No tardaron en llegar a la casa del barón de Pao-ting, de quien Di había oído hablar un poco antes. Privilegio de la nobleza, el lugar poseía una entrada directa a la calle, sin necesidad de pasar por el interior de la manzana de casas. Después de atravesar un portón rojo adornado con pesados herrajes, se llegaba a un patio al final del cual se alzaba un edificio de aspecto macizo de tres niveles. El extremo de los tejados estaba ligeramente realzado, según la nueva y costosa moda que sólo podían permitirse las más ricas familias. La planta baja estaba ocupada por las dependencias del servicio, cuyo interior quedaba a resguardo de miradas mediante anchos tabiques de madera trabajados en celosía. Se accedía al primer piso por tres escaleras paralelas. La del centro estaba flanqueada por dos enormes leones de piedra con las fauces abiertas. A las estancias de recibir se superponía un piso bajo que debía de albergar los dormitorios. Con sus crestas abuhardilladas terminadas en dragón de larga cola y sus arbustos recogidos en tiestos repartidos de manera artística, el conjunto ofrecía un espléndido aspecto, casi majestuoso.

Mientras esperaban en el patio principal, Shen confesó a Di que se trataba de un gran cortesano que se había visto obligado a retirarse de la Corte para cuidar de su salud. El mandarín reprimió una exclamación de sorpresa. Esas visitas lo llevaban directo a su investigación. ¿Y si el misterioso informador le había conducido por la pista correcta?

– ¿Es posible que su cliente padezca una de esas enfermedades que se contraen en las casas de citas? -preguntó.

– ¿Una enfermedad venérea? No, de ninguna manera. Mi cliente es tísico. Ésa es mi especialidad. No sólo me dedico a desplumar a imbéciles con la imaginación desatada, sabe.

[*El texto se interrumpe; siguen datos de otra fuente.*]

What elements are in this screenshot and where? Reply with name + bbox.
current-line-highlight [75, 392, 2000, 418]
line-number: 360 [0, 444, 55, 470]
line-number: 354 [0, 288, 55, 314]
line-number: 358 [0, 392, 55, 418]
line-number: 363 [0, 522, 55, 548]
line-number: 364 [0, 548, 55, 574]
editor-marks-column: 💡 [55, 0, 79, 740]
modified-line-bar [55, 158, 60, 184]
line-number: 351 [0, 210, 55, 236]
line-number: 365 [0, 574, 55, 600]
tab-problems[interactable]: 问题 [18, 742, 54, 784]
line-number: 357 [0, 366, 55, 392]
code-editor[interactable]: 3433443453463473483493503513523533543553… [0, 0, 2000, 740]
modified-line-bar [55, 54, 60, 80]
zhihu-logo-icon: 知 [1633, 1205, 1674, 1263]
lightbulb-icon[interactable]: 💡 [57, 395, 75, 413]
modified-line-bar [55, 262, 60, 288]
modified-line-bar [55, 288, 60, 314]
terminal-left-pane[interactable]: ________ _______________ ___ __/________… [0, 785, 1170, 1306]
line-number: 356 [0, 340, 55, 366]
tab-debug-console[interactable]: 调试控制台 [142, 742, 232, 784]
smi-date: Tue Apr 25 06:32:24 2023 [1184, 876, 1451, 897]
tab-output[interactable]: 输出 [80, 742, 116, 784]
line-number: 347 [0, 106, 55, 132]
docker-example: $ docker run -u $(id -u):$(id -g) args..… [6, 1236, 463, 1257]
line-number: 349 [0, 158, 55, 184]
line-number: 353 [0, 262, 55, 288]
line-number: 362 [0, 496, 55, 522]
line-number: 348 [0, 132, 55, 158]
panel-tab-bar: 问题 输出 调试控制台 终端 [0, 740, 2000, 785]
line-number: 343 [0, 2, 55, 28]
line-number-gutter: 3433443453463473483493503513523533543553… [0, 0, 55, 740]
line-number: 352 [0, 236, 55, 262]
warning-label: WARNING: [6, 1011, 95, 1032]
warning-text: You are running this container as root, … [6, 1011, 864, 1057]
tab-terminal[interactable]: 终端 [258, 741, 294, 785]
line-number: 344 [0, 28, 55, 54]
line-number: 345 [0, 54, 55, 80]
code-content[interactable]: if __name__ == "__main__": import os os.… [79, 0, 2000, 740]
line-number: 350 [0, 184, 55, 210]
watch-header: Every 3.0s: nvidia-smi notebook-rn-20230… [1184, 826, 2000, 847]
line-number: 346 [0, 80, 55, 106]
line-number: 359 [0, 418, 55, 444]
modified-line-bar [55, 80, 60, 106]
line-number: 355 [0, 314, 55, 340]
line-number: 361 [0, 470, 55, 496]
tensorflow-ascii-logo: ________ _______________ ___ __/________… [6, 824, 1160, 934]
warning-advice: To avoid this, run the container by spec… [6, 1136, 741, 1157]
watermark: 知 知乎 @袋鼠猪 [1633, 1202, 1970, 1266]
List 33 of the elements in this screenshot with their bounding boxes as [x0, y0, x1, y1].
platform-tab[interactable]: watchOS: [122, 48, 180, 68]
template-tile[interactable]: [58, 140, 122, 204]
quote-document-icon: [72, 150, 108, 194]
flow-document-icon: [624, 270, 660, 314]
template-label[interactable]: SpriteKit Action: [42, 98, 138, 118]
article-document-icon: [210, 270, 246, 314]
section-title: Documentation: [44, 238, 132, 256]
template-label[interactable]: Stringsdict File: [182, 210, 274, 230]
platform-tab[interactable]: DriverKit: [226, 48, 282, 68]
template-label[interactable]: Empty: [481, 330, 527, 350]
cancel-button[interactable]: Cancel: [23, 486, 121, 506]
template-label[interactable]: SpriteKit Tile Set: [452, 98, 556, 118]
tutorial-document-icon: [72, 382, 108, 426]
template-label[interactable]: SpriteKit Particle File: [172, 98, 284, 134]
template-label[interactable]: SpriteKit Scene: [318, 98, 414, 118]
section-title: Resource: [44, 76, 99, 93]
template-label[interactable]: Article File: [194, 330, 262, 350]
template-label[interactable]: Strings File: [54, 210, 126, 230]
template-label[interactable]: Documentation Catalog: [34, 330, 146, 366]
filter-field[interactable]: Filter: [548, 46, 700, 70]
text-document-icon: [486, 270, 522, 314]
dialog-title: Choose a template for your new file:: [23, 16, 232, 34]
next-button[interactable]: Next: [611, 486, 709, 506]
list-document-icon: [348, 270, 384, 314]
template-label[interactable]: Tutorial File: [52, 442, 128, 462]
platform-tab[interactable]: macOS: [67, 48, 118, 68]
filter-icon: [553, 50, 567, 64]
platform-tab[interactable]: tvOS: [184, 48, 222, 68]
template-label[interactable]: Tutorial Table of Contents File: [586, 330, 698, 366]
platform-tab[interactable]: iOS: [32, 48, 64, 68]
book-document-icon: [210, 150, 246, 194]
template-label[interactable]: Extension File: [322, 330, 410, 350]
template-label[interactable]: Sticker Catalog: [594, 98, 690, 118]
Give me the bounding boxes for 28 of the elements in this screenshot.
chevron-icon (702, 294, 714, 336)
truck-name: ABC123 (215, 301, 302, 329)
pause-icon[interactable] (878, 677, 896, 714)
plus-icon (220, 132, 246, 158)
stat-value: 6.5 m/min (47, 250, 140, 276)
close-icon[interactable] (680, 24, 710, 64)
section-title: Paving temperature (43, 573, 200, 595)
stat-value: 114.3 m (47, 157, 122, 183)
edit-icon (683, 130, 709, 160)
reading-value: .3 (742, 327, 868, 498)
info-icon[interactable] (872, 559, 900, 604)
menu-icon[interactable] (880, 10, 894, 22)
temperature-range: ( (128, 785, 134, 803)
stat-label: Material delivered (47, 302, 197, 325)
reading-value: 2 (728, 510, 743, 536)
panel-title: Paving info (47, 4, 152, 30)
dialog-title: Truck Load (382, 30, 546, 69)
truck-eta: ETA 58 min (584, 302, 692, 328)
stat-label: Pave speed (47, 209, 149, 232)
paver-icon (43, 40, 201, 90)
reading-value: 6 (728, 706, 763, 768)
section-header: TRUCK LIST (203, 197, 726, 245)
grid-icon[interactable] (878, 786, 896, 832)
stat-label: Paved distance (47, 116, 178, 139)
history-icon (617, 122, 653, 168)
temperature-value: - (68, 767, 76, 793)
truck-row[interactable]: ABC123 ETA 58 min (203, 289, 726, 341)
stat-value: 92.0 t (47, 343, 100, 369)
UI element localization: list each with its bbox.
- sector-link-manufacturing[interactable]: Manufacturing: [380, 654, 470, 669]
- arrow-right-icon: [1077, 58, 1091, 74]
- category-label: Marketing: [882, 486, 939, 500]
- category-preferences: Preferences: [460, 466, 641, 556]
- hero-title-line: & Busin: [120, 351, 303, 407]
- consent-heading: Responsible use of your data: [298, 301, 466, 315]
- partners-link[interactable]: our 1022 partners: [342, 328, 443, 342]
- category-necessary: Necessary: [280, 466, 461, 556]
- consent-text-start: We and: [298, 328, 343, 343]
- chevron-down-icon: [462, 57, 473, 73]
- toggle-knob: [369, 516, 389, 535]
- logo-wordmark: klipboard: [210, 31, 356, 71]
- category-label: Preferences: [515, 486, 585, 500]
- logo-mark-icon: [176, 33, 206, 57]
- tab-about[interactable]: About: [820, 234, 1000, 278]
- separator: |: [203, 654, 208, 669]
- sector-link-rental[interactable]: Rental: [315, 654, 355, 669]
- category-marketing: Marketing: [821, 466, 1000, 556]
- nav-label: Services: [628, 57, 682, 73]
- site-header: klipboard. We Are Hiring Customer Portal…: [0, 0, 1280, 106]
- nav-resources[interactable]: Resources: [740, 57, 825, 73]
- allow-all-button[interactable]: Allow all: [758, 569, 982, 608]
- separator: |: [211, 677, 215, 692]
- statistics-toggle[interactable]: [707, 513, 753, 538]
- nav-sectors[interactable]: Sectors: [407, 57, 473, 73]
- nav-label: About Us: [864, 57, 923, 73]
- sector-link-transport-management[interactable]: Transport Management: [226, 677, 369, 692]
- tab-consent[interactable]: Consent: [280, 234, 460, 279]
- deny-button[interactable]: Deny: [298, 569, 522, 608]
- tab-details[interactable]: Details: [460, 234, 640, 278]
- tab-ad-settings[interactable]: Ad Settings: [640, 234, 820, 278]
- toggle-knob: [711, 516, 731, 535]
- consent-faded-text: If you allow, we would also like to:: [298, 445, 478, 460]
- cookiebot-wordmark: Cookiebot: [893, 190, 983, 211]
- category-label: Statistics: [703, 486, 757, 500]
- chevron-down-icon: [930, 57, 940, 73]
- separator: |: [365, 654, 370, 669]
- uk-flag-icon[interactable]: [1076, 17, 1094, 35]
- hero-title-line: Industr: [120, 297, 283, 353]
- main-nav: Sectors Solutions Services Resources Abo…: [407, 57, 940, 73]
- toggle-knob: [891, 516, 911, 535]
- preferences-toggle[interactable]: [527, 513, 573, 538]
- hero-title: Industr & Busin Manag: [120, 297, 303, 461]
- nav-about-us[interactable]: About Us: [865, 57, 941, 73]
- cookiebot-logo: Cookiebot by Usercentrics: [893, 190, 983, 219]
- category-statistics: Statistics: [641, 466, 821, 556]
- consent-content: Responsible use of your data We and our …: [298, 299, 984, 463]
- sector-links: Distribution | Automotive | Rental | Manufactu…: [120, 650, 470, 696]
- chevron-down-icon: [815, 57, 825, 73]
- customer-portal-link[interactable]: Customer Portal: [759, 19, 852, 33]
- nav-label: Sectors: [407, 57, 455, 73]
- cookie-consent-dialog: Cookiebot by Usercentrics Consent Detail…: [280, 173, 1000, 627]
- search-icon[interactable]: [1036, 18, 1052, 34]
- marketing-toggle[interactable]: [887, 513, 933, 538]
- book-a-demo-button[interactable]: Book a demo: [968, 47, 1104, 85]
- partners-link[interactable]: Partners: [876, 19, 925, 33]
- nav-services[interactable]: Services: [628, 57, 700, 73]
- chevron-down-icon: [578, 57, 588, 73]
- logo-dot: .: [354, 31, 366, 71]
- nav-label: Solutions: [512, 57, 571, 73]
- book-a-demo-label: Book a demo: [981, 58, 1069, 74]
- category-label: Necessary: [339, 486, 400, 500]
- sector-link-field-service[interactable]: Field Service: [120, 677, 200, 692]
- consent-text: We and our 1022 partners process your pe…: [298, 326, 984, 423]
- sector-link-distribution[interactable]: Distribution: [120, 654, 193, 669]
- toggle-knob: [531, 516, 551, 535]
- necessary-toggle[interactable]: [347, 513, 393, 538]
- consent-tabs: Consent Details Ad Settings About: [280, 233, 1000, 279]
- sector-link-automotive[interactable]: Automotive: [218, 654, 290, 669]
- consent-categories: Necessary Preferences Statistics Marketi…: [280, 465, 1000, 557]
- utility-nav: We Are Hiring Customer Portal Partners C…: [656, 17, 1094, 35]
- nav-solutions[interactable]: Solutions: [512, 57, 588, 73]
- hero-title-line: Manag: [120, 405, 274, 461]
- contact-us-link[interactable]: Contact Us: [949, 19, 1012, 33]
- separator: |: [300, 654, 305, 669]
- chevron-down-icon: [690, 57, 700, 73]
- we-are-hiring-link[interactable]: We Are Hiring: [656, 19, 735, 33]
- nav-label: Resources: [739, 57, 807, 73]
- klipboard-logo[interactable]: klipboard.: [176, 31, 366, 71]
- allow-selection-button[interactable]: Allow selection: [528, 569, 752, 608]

Un criado vino a anunciar que el honorable Li Fuyan iba a recibirlos.

– ¿Li? -se sorprendió Di-. ¿Como la familia imperial?

– ¡Shist! -pidió Shen Lin-. No diga nada. Éste es un tema espinoso. El barón es hijo adulterino de un príncipe de sangre.

Atravesaron una larga fila de salas lujosamente amuebladas y adornadas con gusto, sin cruzarse con un alma viviente. A Di le sorprendió no ver toda una tropa de esclavos atareados. Shen explicó que los habían alejado de la casa por orden suya para que nadie estorbara al enfermo con ruidos.

– Hace algún tiempo, el barón me llamó para consultarme por su esposa, que no dejaba de toser. Era una simple bronquitis, y la curé sin problemas, algo que él me agradeció mucho. Sin embargo, él está mucho más grave.

Lo atendía desde hacía tres semanas, hecho que intrigó a Di. La tisis era una enfermedad larga. ¿Por qué nadie llamó al eminente especialista mucho antes?

– No todos los enfermos son como el prestamista al que acabamos de visitar. Hay quien prefiere no mirar la verdad de frente mientras puede. El barón es de éstos. Si me hubiese consultado antes, habría podido retrasar el avance de la enfermedad. Pero ahora… me temo que el desenlace está cerca.

En la antecámara los esperaba la esposa del barón. Su expresión fatigada y preocupada no desdecía su inusual belleza. Era una mujer entrada en carnes, de mejillas rellenas según el gusto de la época. Di observó que se había tomado la molestia de destacar la tez con un poco de colorete y que seguía depilándose las cejas para mantener el arco perfecto que acentuaba la profundidad de su mirada. La mujer explicó que su amado esposo había pasado una mala noche.